One day, a man who looked to be in his 80s showed up on the porch and told Dodt his mother had been born in the house. He explained that he was related to Daniel Sylvester, the home’s namesake and first owner, a wholesale butcher who moved to the Bayview to establish his ranching business, back when the area was mostly pastureland. Dodt led the man and his son upstairs to the room where his great-grandmother had birthed his grandmother. He remembers tears streaming down the older man’s face.
Yet in speaking with Dodt, it’s clear that for him the breathing heart of his home is not its history, the award-winning results of its renovation, or even the community it has created. It’s his wife: “Ageless, timeless, and beautiful,” as her obituary reads, a woman who loved blue cheese and white blouses, who was born on Valentine’s Day in Kentucky, and adored Christmas, insisting on decorating her tree with actual burning candles, Victorian-style.
She brought her love of the holidays into the house, creating elaborate tablescapes and going all out for Halloween, decorating the front porch with a dry-ice cauldron, lanterns, and spooky music.
“These kids would come by the hundreds and unload from their cars,” Dodt said. Perhaps that’s part of why he can’t imagine being in the home without her.

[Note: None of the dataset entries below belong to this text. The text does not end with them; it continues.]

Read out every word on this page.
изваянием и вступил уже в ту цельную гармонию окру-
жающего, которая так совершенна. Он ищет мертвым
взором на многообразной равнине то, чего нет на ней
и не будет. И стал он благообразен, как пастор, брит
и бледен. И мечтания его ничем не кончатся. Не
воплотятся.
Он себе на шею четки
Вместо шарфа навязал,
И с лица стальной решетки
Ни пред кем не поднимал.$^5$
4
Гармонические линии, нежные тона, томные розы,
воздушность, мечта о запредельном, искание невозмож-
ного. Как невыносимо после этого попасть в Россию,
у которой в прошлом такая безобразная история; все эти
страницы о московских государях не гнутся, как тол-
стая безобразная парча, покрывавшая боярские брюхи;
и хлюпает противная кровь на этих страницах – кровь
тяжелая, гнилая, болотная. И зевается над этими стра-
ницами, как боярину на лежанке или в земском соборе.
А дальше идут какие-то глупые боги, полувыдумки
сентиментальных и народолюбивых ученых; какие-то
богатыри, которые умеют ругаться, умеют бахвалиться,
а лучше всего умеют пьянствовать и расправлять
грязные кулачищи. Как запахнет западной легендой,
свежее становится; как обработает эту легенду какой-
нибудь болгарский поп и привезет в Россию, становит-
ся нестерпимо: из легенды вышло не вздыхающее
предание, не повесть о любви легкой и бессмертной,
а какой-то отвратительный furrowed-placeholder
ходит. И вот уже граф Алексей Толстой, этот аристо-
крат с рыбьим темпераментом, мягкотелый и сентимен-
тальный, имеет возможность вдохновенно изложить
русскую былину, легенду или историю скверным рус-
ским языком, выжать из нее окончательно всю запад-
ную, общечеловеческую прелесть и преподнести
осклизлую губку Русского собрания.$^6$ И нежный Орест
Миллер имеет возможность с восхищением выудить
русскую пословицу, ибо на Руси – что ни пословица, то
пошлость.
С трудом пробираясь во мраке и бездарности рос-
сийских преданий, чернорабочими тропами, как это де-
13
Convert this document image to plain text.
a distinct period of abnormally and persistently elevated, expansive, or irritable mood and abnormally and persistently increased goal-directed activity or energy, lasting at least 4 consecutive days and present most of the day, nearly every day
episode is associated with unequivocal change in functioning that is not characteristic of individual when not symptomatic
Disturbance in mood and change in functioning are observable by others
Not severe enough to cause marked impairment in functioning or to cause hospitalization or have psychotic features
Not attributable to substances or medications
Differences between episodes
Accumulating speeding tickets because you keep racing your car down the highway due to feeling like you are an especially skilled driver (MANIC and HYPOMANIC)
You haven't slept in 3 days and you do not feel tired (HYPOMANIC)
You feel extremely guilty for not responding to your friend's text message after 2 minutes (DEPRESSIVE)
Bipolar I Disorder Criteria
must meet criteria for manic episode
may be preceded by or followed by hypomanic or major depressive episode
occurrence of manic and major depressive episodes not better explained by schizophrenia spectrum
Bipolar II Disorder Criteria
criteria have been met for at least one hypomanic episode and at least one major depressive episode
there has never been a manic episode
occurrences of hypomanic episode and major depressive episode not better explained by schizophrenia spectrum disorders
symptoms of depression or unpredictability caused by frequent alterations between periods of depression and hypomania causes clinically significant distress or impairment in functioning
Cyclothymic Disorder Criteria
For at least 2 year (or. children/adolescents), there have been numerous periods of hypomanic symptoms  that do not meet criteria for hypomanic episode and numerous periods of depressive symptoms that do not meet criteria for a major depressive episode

Dodt, who works as an electrical engineering consultant, is preparing to put the house up for sale in February. He hopes to find a buyer who appreciates its history as much as he and Blacketer did. As a city landmark, the facade cannot be altered, but he has no control over what happens to the interior.
For his part, Dodt is not sure where he’ll go next, though he knows it will be someplace smaller. He may stay in the Bayview, a place where he’s developed many decades-long friendships.
“One of the things people don’t appreciate about the Bayview is its authenticity,” Dodt said. “And the weather is pretty darned good too.”